A Little Chaos (UK Rating: 12A)
Since her big year in 2009, when she scooped an Oscar and two Golden Globes, Kate Winslet seems to have lost her touch in choosing her films. Only Carnage (2013) gave her something to get her teeth into. Labour Day's (2014) storyline was completely unbelievable and the Divergent (2014 and 2015) series is just a Hunger Games clone. Is Alan Rickman's A Little Chaos, then, released this week on DVD, coming up smelling of roses?In the Paris of 1682, Sabine de Barra (Winslet) is in the running to design a new garden for King Louis XIV (Rickman), but her chances are slim. Her spontaneous style is at odds with that of the King's main landscape designer, Le Notre (Matthias Schoenaerts), yet, to her surprise, he gives her the job. She has to build a garden at the new Palace of Versailles, which thrusts her into a whole new world, one where she has influence and the power to change things, and, at the same time, she finds her relationship with Le Notre is taking her life in another, equally unexpected, direction.

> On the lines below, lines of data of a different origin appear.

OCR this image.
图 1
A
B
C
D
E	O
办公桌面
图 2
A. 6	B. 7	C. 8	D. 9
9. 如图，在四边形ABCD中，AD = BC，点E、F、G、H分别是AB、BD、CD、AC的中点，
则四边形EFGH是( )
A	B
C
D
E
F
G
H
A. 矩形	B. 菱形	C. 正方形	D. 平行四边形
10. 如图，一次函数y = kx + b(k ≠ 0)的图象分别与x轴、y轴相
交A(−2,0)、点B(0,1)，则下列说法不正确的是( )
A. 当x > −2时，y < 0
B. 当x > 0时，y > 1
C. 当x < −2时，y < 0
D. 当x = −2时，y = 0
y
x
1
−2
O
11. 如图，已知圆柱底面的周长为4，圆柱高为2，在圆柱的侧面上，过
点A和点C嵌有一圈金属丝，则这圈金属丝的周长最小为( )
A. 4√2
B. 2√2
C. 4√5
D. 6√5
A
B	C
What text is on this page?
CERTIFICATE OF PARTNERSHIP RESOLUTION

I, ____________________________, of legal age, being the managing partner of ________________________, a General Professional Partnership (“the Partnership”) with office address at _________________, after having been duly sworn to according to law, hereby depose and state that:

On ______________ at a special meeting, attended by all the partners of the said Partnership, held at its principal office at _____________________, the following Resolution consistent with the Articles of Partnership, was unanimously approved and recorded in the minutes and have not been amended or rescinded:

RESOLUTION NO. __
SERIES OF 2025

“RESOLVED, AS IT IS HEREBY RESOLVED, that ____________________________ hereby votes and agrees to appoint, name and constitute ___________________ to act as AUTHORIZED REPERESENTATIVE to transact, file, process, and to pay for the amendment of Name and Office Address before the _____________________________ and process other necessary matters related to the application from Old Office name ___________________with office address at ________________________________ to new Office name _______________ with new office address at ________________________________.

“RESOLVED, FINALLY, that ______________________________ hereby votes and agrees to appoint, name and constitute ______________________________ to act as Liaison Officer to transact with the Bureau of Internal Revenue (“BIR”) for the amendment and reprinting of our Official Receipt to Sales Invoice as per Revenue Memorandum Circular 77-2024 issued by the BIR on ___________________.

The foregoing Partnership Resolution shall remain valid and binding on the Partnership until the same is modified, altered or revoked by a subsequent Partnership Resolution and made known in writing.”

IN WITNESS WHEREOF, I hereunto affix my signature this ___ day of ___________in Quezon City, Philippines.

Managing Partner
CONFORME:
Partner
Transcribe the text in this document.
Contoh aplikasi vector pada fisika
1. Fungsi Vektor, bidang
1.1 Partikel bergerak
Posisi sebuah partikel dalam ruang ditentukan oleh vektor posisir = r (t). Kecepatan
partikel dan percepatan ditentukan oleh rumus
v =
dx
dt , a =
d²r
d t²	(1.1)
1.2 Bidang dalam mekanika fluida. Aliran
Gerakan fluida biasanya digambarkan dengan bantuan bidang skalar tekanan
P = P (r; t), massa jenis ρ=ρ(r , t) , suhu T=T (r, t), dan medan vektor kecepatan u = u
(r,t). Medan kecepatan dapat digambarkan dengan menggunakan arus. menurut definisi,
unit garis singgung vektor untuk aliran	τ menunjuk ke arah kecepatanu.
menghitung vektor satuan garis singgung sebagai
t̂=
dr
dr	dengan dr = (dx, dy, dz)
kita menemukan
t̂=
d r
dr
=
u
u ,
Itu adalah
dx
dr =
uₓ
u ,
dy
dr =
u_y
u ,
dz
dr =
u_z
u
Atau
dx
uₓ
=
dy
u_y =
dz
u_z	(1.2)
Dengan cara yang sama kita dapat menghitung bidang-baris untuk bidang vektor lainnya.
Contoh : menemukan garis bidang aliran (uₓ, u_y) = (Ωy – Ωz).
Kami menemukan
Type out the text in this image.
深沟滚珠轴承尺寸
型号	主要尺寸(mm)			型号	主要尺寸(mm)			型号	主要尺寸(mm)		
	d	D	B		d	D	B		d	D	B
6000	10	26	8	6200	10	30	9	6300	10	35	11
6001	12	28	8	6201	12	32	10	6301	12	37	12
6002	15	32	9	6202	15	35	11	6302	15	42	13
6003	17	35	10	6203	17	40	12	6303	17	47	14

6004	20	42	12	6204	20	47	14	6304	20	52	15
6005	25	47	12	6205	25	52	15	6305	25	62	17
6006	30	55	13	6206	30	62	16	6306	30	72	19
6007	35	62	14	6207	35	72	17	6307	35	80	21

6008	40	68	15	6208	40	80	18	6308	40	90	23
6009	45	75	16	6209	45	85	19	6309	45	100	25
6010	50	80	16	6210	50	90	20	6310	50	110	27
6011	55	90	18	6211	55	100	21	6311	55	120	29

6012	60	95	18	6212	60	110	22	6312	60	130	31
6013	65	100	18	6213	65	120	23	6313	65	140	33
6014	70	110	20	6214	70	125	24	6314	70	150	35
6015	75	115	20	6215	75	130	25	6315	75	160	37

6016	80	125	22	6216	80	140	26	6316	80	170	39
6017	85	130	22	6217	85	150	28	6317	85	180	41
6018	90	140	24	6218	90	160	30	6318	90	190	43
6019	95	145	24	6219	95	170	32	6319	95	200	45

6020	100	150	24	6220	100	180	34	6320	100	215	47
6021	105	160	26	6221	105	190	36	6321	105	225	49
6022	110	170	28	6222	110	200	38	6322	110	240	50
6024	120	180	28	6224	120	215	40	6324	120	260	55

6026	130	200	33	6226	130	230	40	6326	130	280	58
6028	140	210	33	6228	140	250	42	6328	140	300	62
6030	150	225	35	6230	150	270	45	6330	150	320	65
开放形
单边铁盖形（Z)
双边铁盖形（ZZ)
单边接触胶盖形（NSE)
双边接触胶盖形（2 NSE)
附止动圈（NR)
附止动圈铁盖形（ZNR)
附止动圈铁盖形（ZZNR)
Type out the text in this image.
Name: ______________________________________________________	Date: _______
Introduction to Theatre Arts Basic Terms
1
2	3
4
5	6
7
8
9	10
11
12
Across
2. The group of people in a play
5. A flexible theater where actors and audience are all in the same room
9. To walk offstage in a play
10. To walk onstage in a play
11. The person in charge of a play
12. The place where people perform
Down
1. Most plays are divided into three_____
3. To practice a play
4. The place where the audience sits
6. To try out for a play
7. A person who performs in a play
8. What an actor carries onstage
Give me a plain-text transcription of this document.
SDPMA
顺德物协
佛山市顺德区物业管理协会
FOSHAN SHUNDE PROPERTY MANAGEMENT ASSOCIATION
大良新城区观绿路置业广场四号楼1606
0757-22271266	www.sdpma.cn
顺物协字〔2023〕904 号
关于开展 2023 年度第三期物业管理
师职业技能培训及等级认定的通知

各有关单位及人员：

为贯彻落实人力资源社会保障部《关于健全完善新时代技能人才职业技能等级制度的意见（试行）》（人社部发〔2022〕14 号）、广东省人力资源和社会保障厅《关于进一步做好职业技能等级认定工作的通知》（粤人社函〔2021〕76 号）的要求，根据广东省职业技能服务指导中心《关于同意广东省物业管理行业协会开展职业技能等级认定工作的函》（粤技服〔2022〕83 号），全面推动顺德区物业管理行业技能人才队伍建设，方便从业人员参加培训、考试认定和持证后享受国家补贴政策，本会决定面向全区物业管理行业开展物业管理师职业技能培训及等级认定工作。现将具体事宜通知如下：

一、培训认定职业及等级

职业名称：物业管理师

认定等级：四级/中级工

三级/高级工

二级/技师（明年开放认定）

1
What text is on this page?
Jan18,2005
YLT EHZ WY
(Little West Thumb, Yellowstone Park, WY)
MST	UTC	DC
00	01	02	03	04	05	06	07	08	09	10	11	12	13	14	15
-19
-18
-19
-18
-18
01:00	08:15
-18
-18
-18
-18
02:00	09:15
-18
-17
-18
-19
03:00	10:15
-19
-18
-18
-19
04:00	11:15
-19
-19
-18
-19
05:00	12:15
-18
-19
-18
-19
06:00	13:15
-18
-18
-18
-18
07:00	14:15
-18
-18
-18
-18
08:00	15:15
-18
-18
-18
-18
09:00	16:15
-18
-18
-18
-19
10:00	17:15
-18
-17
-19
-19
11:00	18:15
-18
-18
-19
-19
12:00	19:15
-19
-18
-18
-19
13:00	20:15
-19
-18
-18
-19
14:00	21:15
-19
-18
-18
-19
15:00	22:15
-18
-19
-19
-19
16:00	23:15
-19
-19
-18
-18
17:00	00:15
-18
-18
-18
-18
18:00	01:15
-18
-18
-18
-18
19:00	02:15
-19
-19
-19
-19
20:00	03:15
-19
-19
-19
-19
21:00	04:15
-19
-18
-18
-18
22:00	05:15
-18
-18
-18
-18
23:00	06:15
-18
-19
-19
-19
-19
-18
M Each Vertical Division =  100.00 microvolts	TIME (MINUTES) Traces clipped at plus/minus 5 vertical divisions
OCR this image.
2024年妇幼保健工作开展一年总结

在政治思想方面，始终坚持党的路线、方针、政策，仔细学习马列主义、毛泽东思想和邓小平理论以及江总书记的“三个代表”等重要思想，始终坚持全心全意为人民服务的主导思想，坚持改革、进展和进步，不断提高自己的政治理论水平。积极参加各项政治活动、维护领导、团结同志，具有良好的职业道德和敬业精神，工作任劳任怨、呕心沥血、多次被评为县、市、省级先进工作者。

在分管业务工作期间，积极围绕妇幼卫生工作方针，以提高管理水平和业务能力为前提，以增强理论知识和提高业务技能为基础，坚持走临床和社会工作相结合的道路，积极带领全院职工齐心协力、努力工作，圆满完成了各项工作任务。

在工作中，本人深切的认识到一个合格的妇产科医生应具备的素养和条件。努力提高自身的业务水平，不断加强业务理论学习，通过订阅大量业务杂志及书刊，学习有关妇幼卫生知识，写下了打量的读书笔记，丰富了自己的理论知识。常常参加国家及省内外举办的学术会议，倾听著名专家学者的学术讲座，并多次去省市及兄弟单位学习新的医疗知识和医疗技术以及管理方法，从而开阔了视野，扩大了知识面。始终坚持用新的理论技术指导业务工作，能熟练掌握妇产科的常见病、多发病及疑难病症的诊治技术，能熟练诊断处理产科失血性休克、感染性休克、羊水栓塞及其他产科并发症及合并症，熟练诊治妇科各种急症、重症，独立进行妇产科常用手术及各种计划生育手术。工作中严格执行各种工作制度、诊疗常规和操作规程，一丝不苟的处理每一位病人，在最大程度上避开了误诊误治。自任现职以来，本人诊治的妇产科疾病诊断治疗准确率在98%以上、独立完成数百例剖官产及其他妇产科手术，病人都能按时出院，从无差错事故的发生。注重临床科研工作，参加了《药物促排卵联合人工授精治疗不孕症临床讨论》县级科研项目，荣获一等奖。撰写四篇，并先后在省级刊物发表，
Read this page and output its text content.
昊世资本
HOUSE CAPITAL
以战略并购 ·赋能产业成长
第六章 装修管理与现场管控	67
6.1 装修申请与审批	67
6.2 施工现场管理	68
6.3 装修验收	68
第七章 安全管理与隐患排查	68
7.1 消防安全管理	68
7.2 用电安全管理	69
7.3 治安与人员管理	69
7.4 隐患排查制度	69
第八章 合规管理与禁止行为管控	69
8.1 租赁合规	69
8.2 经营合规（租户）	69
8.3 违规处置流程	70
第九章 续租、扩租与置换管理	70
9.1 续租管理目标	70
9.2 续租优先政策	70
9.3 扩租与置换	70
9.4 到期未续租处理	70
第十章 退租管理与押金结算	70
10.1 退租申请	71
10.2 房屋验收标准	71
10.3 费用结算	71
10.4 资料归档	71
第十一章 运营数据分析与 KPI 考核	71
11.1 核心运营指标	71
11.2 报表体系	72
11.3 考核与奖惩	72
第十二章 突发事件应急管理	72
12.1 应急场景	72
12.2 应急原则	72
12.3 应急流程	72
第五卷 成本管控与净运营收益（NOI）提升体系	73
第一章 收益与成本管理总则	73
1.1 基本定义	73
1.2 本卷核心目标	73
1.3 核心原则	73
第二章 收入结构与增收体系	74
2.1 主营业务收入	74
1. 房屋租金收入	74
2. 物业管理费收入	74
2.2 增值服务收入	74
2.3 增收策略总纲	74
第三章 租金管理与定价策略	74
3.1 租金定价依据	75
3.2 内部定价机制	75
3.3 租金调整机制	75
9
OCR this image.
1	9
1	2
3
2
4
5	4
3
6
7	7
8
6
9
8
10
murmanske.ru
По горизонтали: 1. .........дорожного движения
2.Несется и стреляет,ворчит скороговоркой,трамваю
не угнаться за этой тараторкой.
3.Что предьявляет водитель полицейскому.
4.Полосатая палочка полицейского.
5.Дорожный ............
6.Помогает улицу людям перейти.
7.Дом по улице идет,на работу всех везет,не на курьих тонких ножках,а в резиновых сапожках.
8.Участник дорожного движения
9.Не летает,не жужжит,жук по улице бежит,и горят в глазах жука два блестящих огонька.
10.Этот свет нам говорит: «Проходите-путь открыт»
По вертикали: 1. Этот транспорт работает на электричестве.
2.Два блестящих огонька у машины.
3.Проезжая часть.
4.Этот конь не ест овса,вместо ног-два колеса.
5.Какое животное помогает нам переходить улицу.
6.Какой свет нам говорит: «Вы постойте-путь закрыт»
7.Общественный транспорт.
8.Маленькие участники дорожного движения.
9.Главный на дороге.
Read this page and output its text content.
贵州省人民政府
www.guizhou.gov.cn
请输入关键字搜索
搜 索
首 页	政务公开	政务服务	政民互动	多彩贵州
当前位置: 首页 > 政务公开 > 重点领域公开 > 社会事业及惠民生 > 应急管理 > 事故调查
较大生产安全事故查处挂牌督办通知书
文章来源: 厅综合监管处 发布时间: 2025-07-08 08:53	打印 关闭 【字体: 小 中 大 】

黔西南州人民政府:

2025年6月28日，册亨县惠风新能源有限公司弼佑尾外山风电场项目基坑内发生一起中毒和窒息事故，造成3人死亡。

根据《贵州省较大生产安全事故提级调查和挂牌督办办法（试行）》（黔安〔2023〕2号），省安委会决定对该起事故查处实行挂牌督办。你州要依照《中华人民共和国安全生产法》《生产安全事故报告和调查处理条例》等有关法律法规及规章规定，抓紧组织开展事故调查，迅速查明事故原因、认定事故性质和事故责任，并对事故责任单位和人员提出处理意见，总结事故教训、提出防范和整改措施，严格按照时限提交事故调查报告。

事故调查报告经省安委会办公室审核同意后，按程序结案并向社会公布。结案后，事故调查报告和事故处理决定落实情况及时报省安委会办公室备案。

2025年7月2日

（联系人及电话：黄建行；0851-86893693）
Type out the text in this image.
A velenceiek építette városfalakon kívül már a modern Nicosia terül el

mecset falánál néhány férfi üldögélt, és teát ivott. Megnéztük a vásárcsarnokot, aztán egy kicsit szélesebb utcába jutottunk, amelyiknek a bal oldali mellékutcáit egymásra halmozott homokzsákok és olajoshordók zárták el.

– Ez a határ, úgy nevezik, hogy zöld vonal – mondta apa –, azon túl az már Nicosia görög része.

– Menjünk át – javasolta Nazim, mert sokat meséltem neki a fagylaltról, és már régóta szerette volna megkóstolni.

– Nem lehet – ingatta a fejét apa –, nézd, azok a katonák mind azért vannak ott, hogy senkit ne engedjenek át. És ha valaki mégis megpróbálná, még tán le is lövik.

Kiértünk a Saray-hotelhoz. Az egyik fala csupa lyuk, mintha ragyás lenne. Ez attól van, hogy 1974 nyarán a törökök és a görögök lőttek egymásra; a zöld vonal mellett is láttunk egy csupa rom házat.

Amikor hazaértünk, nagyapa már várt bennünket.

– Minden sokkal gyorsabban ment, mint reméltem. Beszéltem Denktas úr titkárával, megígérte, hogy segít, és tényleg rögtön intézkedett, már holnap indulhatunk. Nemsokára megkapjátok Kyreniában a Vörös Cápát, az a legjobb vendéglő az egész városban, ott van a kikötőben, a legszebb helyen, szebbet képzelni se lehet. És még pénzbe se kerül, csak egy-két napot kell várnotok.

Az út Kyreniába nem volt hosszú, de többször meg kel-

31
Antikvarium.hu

Rickman has doubled up in his second venture behind the camera, playing a significant role in the film, but that doesn't seem to have fazed him. He's a distant and enigmatic Louis XIV, convincingly regal yet unhappy in his isolation. Where he has problems is with the story itself because A Little Chaos is a little story. It's one that would have made a charming short or happily filled the conventional 90 minutes, but Rickman, the director, is so enraptured with it that he's created an overblown two hours.
The cast is appealing, although as the spirited Sabine, Winslet gives her usual feisty period heroine style and little more, and Matthias Schoenaerts, in yet another romantic lead (Far from the Madding Crowd), is stiff and awkward. Helen McCrory, though, has more depth as his acid-tongued wife, and the prize for scene stealing goes to Stanley Tucci as the Duc d'Orleans, the king's flamboyant brother. He's mischievous and irreverent, and the resemblance between him and Rickman in their wigs and finery is striking, even if their characters are actually miles apart.